The reactions of H(2)COO with HO(2) and the HO(2)···H(2)O complex are studied by employing the high-level quantum chemical calculations with B3LYP and CCSD(T) theoretical methods, the conventional transition-state theory (CTST), and the Rice-Ramsperger-Kassel-Marcus (RRKM) with Eckart tunneling correction. The calculated results show that the proton transfer plus the addition reaction channel (TS1A) is preferable for the reaction of H(2)COO with HO(2) because the barriers are -10.8 and 1.6 kcal/mol relative to the free reactants and the prereactive complex, respectively, at the CCSD(T)/6-311++G(3df,2p)//B3LYP/6-311++G(d,p) level of theory.

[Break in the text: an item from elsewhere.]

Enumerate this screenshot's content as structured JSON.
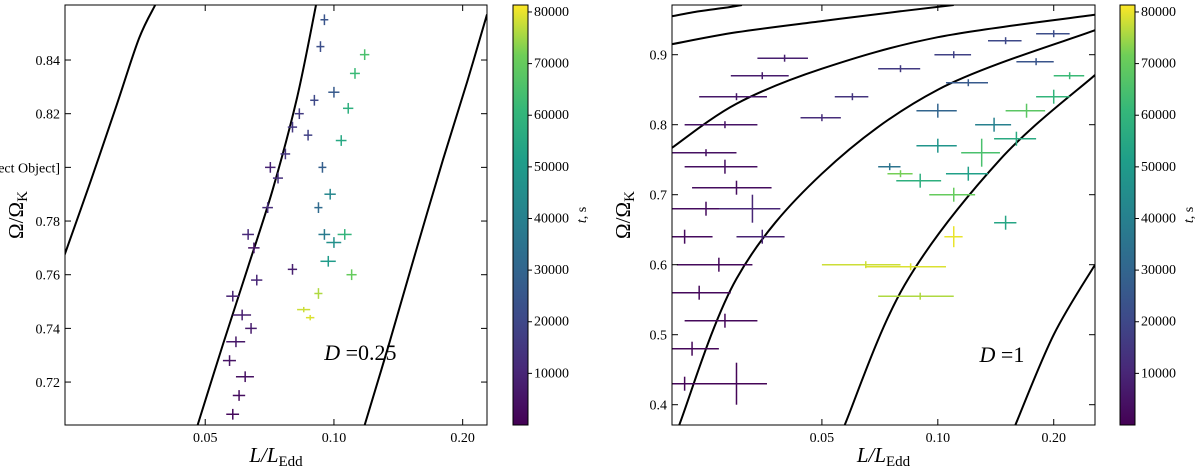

Furthermore, the rate constant via TS1A (2.23 × 10(-10) cm(3) molecule(-1) s(-1)) combined with the concentrations of the species in the atmosphere demonstrates that the HO(2) radical would be the dominant sink of H(2)COO in some areas, where the concentration of water is less than 10(17) molecules cm(-3). In addition, although the single water molecule would lower the activated barrier of TS1A from 1.0 to 0.1 kcal/mol with respect to the respective complexes, the rate constant is lower than that of the reaction of HO(2) with H(2)COO.